While WFF is not a public policy advocacy group, issues such as pay equity, greater access to capital for women-owned franchisees, and programs promoting women and girls were also addressed during meetings.

Woods later took her message to Atlanta, where she delivered a keynote address at Dine America’s 2012 conference at the Loews Hotel.  

Before more than 250 owners, operators, distributors, and industry leaders, she delivered a speech entitled, Strategies for Building a Dynamic Talent Pipeline, which carefully outlined the organizational benefits of “casting a broader net” to include more women in the talent pipeline for C-suite and director positions in the foodservice industry.

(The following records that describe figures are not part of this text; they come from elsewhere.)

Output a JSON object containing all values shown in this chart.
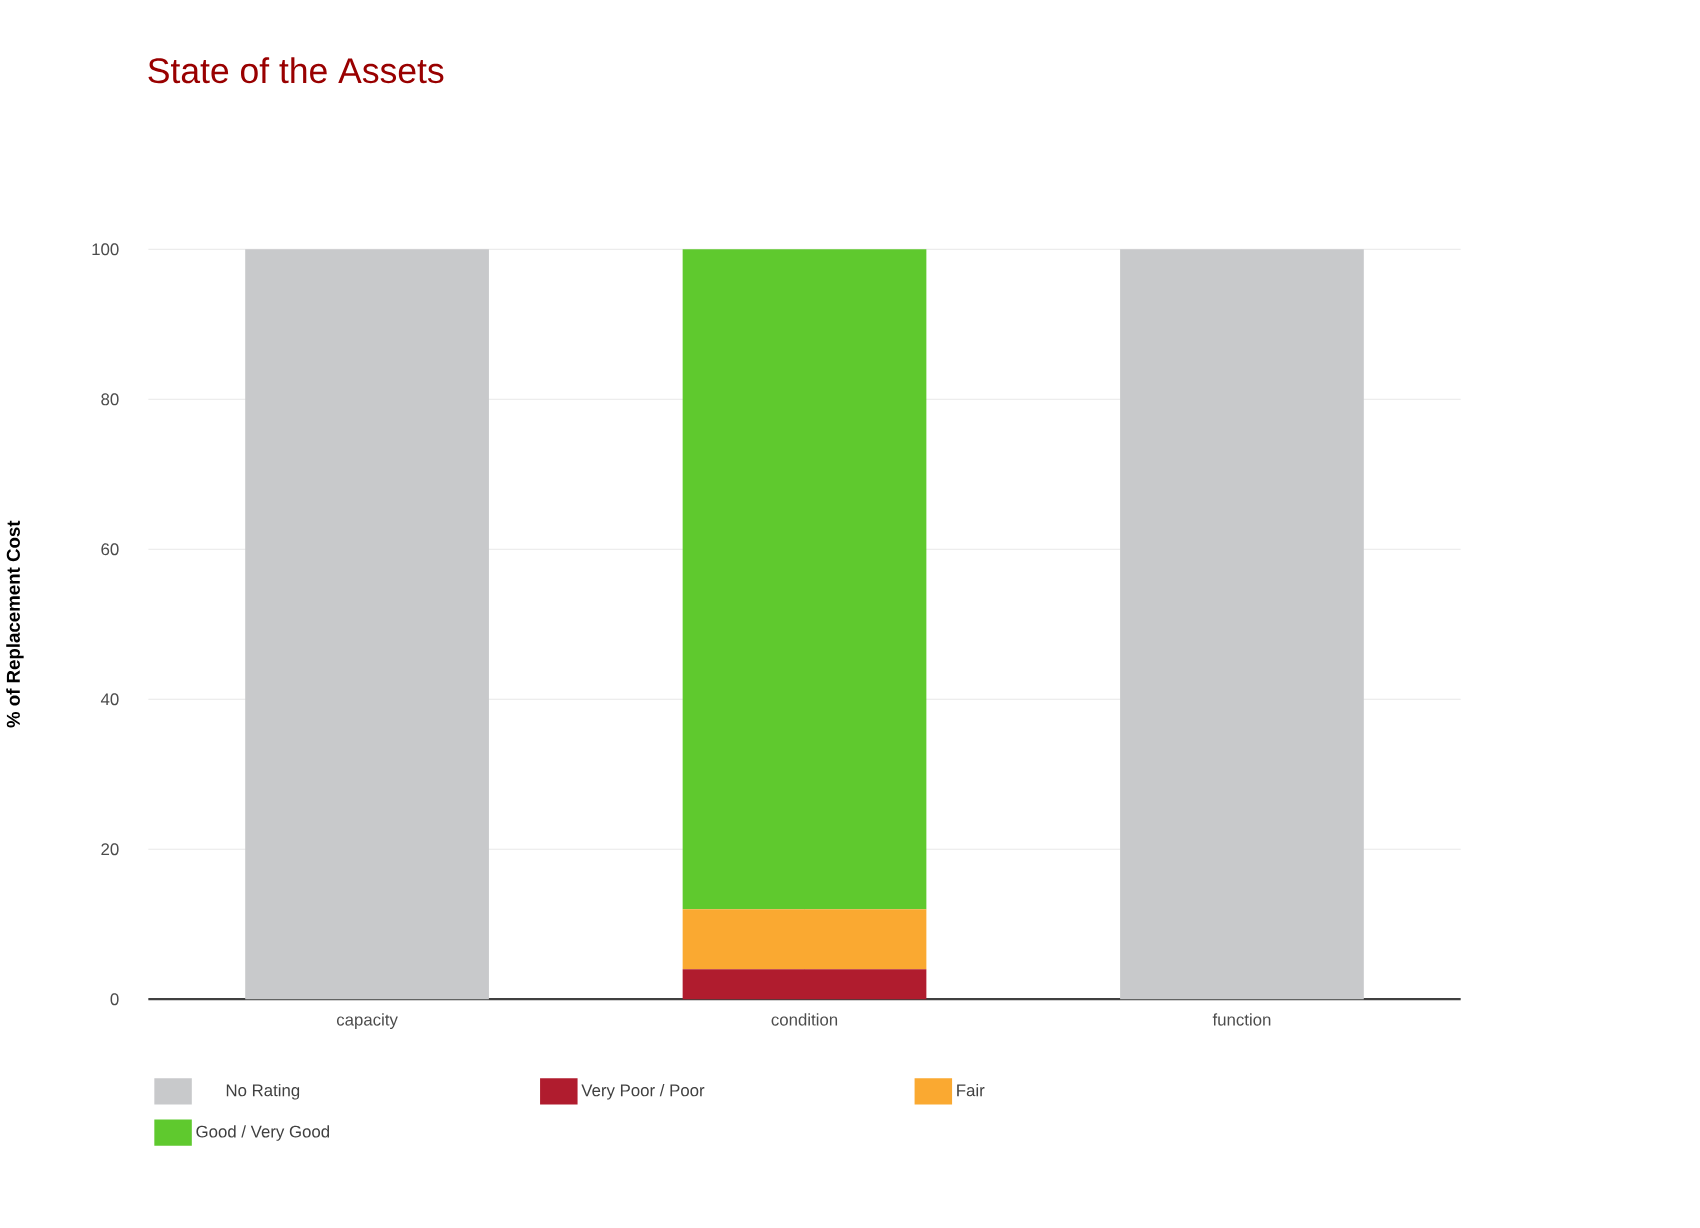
{
  "chart_data": {
    "type": "bar",
    "title": "State of the Assets",
    "ylabel": "% of Replacement Cost",
    "categories": [
      "capacity",
      "condition",
      "function"
    ],
    "series": [
      {
        "name": "No Rating",
        "color": "#c8c9cb",
        "values": [
          100,
          0,
          100
        ]
      },
      {
        "name": "Very Poor / Poor",
        "color": "#b01c2e",
        "values": [
          0,
          4,
          0
        ]
      },
      {
        "name": "Fair",
        "color": "#faa931",
        "values": [
          0,
          8,
          0
        ]
      },
      {
        "name": "Good / Very Good",
        "color": "#5fc92e",
        "values": [
          0,
          88,
          0
        ]
      }
    ],
    "stacked": true,
    "ylim": [
      0,
      100
    ],
    "yticks": [
      0,
      20,
      40,
      60,
      80,
      100
    ],
    "grid": true,
    "legend": "bottom"
  }
}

“One of the greatest honors I have as president of WFF is working closely with my foodservice colleagues and partners to help them embrace the changes in our industry,” Woods says. 

“Women are breaking barriers in every field and serving at the highest levels of business and government, from the boardroom to the courtroom,” she continues. “WFF’s mission is to empower women with critical leadership skills that will continue their individual growth and therefore the growth of their organizations. I’m fortunate to have had the opportunity to raise these issues at the Dine America conference.”